At the Well blog


Love is a Frequency

Alexa Karolinski and Ingo Niermann’s audiovisual work, and ongoing social movement, Army of Love reminds of the importance of love and closeness, as well as the need to expand normative concepts in their expression. Image: Alexa Karolinski & Ingo Niermann, Army of Love, 2016. HD film, sound, 40 min.

How to connect in isolation? How to release the need for control and surrender to the unknown? These questions have informed Ilari Laamanen’s curatorial practice this year. They also act as starting points for Unity, an exhibition on view at SIC, Helsinki, 8.10.–13.11.2022.

A couple of years ago, I visited Amma for a hug. I was especially curious about things surrounding the fleeting experience of hugging. Such as the desire to gather for a common cause. Or the desire to receive affection and be seen, however transiently, after waiting for hours in a packed congress hotel in Midtown Manhattan.

My cynical friend, who had invited me to the event, was disappointed. According to his own words, he didn’t feel a thing. Our conversation reminded me that sometimes expectations are the biggest obstacles blocking us from feeling. Demands and criticism follow a certain logic. Love, on the other hand, is not logical. It accepts.

Through Plastic Theatre, Krzysztof Jung, a pioneer of Polish queer art, was searching for a shared, visual and sensuous equivalent of the corporeal experience. Image: Krzysztof Jung, Performans wspólny (Joint performance), 1980. Photo: Janusz Prajs. Courtesy of Dorota Krawczyk-Janish and Maryla Sitkowska.

Love is a frequency. It can be seen as a passionate way of doing or making something, like art. It can come across as contentment, like being completely comfortable in your own body. Sometimes not saying something can be the most supportive and loving thing to do. In the same way, many loving gestures are carried out without the knowledge of others, without the expectation of reciprocation or attention.

Unconditional giving is radical. So radical that it might cause a short circuit in the receiver’s brain and momentarily make them more defensive. That doesn’t mean the giving was wasted. Unconditional giving, as the name implies, does not expect or require response.

But before giving to others, we have to learn to accept ourselves. This can be quite the process because we are conditioned to think that satisfaction does not rise from within, but is achieved through external achievements and acceptance. Yet, the truth is that getting approval in itself can’t make a person whole, albeit it can enhance the process.

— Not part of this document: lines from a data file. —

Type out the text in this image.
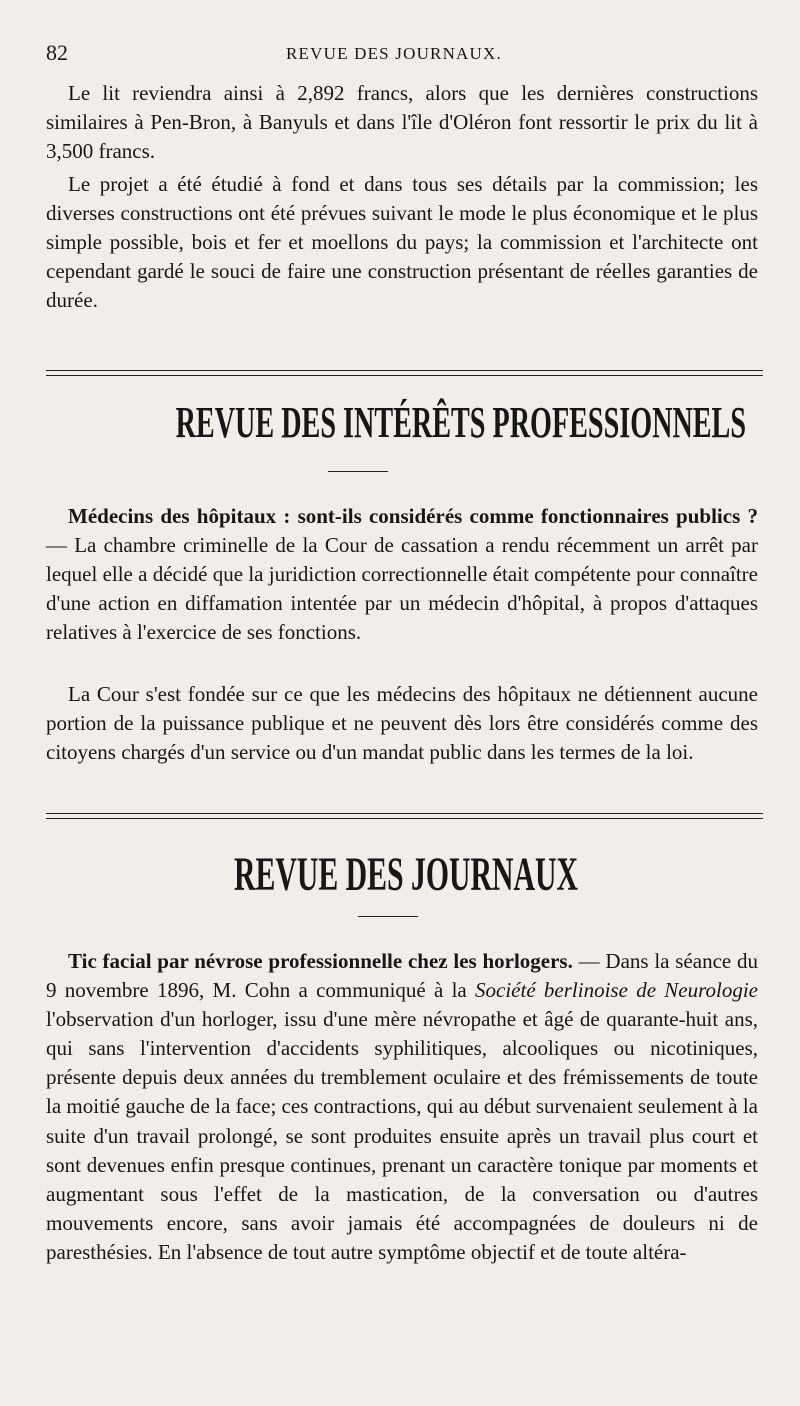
82	REVUE DES JOURNAUX.

Le lit reviendra ainsi à 2,892 francs, alors que les dernières constructions similaires à Pen-Bron, à Banyuls et dans l'île d'Oléron font ressortir le prix du lit à 3,500 francs.

Le projet a été étudié à fond et dans tous ses détails par la commission; les diverses constructions ont été prévues suivant le mode le plus économique et le plus simple possible, bois et fer et moellons du pays; la commission et l'architecte ont cependant gardé le souci de faire une construction présentant de réelles garanties de durée.

REVUE DES INTÉRÊTS PROFESSIONNELS

Médecins des hôpitaux : sont-ils considérés comme fonctionnaires publics ? — La chambre criminelle de la Cour de cassation a rendu récemment un arrêt par lequel elle a décidé que la juridiction correctionnelle était compétente pour connaître d'une action en diffamation intentée par un médecin d'hôpital, à propos d'attaques relatives à l'exercice de ses fonctions.

La Cour s'est fondée sur ce que les médecins des hôpitaux ne détiennent aucune portion de la puissance publique et ne peuvent dès lors être considérés comme des citoyens chargés d'un service ou d'un mandat public dans les termes de la loi.

REVUE DES JOURNAUX

Tic facial par névrose professionnelle chez les horlogers. — Dans la séance du 9 novembre 1896, M. Cohn a communiqué à la Société berlinoise de Neurologie l'observation d'un horloger, issu d'une mère névropathe et âgé de quarante-huit ans, qui sans l'intervention d'accidents syphilitiques, alcooliques ou nicotiniques, présente depuis deux années du tremblement oculaire et des frémissements de toute la moitié gauche de la face; ces contractions, qui au début survenaient seulement à la suite d'un travail prolongé, se sont produites ensuite après un travail plus court et sont devenues enfin presque continues, prenant un caractère tonique par moments et augmentant sous l'effet de la mastication, de la conversation ou d'autres mouvements encore, sans avoir jamais été accompagnées de douleurs ni de paresthésies. En l'absence de tout autre symptôme objectif et de toute altéra-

For 25 years, BLESS has been questioning boundaries related to art and design, objecthood and usability, and private and public space. Their enveloping blanket depicts a person enjoying an uninterrupted moment with water. Image: BLESS N°61 Swimmingtogether Bathing Blanket (c) BLESS 2017.

While togetherness is a big part of love, the other half is about cultivating freedom and learning to let go. We are meant to evolve and transmute, together and as individuals. Dying is a natural part of this process of life and love.

In the end, love is not about giving and receiving, it’s in the being. It’s not a tradeoff. Love doesn’t necessarily have anything to do with another individual, either. Love is a frequency. When being in love, it becomes clear that on a deeper level we are all interconnected. In a way, we are all one.

Unity, 8.10.–13.11.2022, SIC, Helsinki. Featuring work by: BLESS, Nadine Byrne, Krzysztof Jung, Alexa Karolinski, Ingo Niermann, Elina Vainio. Curated by: Ilari Laamanen.